Wireless LANs
Wireless LAN Standards
- WiFi 802.11
- B / A / G / N / AC / AX / I
- B is 2.4 Ghz / A is 5 Ghz / G is 2.4-5 Ghz with backwards compatibility / N is muilti-in multi-out / AC is 5 Ghz / AX is our latest and greatest today / I is a standard for wireless security.
- Backwards compatibility
- Older equipment might be able to join the network at a limited speed probably.
- Discrete components or combined.
- Upgrade them easily
- 2.4 GHz & 5 GHz
- 2.4 GHz is older and has more competing devices, they may interference or bother in communications of 2.4.
- As the frequency goes up, the wavelength decreases (Chemistry). So 2.4 GHz has certainly some benefits.
- Scalable
- We can do meshing to make wireless networks large
Wireless LAN Components
- Wireless Access Point (WAP)
- This is also called a bridge. Think of layer 2 forwarding, dealing with radio frequencies on one side and ethernet on the other side.
- WAPs would be Autonomous vs Controlled
- Autonomous means that we manage each one individually, each one has an IP, and each one has its own config, the downside about that is keeping all my configs the same everywhere, keeping all my firmware the same everywhere
- In Controlled mode you could have hundreds or thousands of access points, and they all call home to a mothership which is the WLC.
- Wireless LAN Controller (WLC)
- Central repository for the config of the WAPs
- This is where we deliver bin images of your firmware.

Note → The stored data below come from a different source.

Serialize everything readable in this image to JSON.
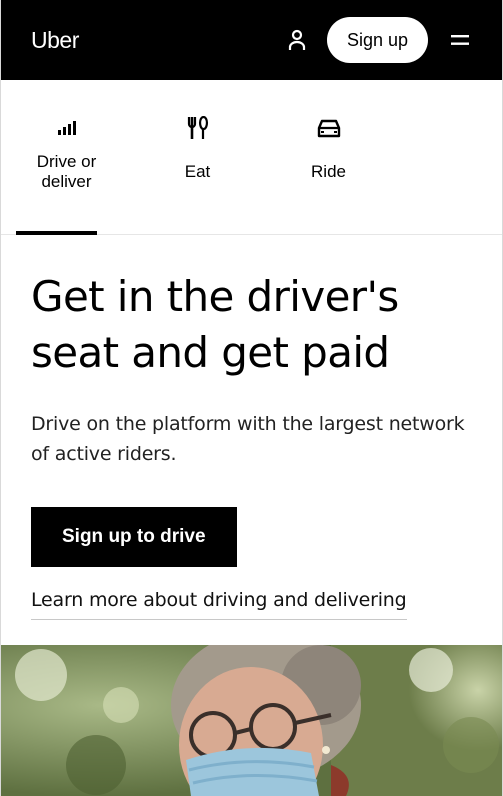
{
  "header": {
    "logo": "Uber",
    "account_icon": "person-icon",
    "signup_label": "Sign up",
    "menu_icon": "hamburger-menu-icon"
  },
  "tabs": [
    {
      "label": "Drive or deliver",
      "icon": "signal-bars-icon",
      "active": true
    },
    {
      "label": "Eat",
      "icon": "fork-knife-icon",
      "active": false
    },
    {
      "label": "Ride",
      "icon": "car-icon",
      "active": false
    }
  ],
  "hero": {
    "headline": "Get in the driver's seat and get paid",
    "subtext": "Drive on the platform with the largest network of active riders.",
    "cta_label": "Sign up to drive",
    "learn_more": "Learn more about driving and delivering"
  },
  "photo": {
    "subject": "woman-with-glasses-and-face-mask"
  },
  "colors": {
    "header_bg": "#000000",
    "cta_bg": "#000000",
    "text": "#000000",
    "background": "#ffffff"
  }
}
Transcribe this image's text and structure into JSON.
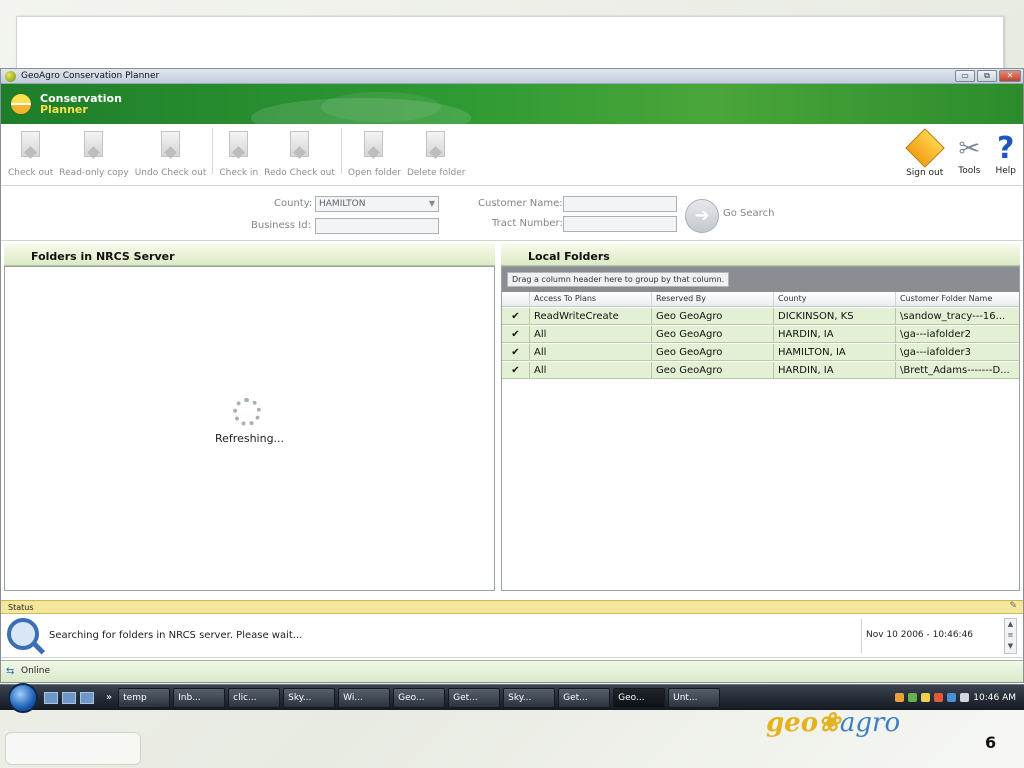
{
  "window": {
    "title": "GeoAgro Conservation Planner",
    "controls": [
      "▭",
      "⧉",
      "✕"
    ]
  },
  "banner": {
    "logo_line1": "Conservation",
    "logo_line2": "Planner"
  },
  "toolbar": {
    "check_out": "Check out",
    "read_only_copy": "Read-only copy",
    "undo_check_out": "Undo Check out",
    "check_in": "Check in",
    "redo_check_out": "Redo Check out",
    "open_folder": "Open folder",
    "delete_folder": "Delete folder",
    "sign_out": "Sign out",
    "tools": "Tools",
    "help": "Help"
  },
  "search": {
    "county_label": "County:",
    "county_value": "HAMILTON",
    "business_id_label": "Business Id:",
    "business_id_value": "",
    "customer_name_label": "Customer Name:",
    "customer_name_value": "",
    "tract_number_label": "Tract Number:",
    "tract_number_value": "",
    "go_search": "Go Search"
  },
  "nrcs_panel": {
    "title": "Folders in NRCS Server",
    "refreshing": "Refreshing..."
  },
  "local_panel": {
    "title": "Local Folders",
    "group_hint": "Drag a column header here to group by that column.",
    "columns": [
      "Access To Plans",
      "Reserved By",
      "County",
      "Customer Folder Name"
    ],
    "rows": [
      {
        "access": "ReadWriteCreate",
        "reserved_by": "Geo GeoAgro",
        "county": "DICKINSON, KS",
        "folder": "\\sandow_tracy---16..."
      },
      {
        "access": "All",
        "reserved_by": "Geo GeoAgro",
        "county": "HARDIN, IA",
        "folder": "\\ga---iafolder2"
      },
      {
        "access": "All",
        "reserved_by": "Geo GeoAgro",
        "county": "HAMILTON, IA",
        "folder": "\\ga---iafolder3"
      },
      {
        "access": "All",
        "reserved_by": "Geo GeoAgro",
        "county": "HARDIN, IA",
        "folder": "\\Brett_Adams-------D..."
      }
    ]
  },
  "status": {
    "header": "Status",
    "message": "Searching for folders in NRCS server. Please wait...",
    "timestamp": "Nov 10 2006 - 10:46:46"
  },
  "bottom_bar": {
    "connection": "Online"
  },
  "taskbar": {
    "items": [
      "temp",
      "Inb...",
      "clic...",
      "Sky...",
      "Wi...",
      "Geo...",
      "Get...",
      "Sky...",
      "Get...",
      "Geo...",
      "Unt..."
    ],
    "active_index": 9,
    "clock": "10:46 AM"
  },
  "slide": {
    "logo_geo": "geo",
    "logo_agro": "agro",
    "page_number": "6"
  }
}
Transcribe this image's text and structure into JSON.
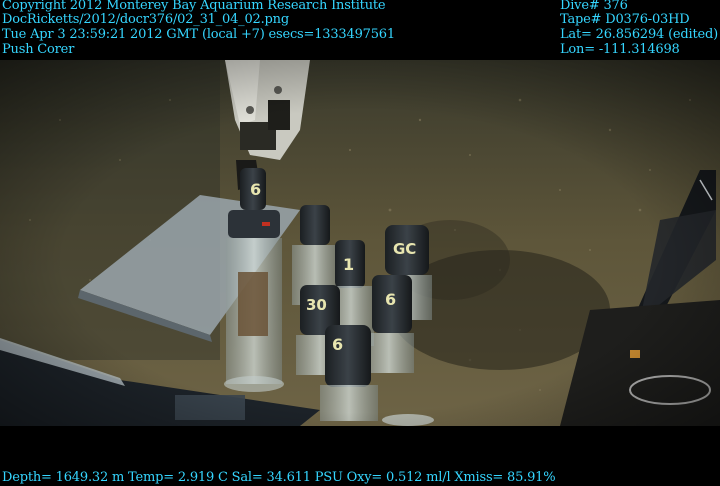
{
  "header": {
    "copyright": "Copyright 2012 Monterey Bay Aquarium Research Institute",
    "file_path": "DocRicketts/2012/docr376/02_31_04_02.png",
    "timestamp": "Tue Apr  3 23:59:21 2012 GMT (local +7)  esecs=1333497561",
    "activity": "Push Corer",
    "dive": "Dive# 376",
    "tape": "Tape# D0376-03HD",
    "lat": "Lat= 26.856294 (edited)",
    "lon": "Lon= -111.314698"
  },
  "footer": {
    "sensors": "Depth= 1649.32 m  Temp= 2.919 C  Sal= 34.611 PSU  Oxy= 0.512 ml/l  Xmiss= 85.91%"
  },
  "scene": {
    "core_labels": [
      "6",
      "1",
      "GC",
      "30",
      "6",
      "6"
    ]
  },
  "colors": {
    "overlay_text": "#35d6ff",
    "seafloor": "#5a5236"
  }
}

- So everyone's running the same firmware, the same config. We change on that WLC and it will change on all WAPs.
Wireless Antennas
Antenna types
- Directional
- Omnidirectional
- Indoor
- Outdoor
- Frequency
- 2.4 GHz
- 5 GHz
- 6E = 6 GHz
- You may see access points with 4 antennas where 2 of them are 2.4 GHz and the other 2 are 5 GHz.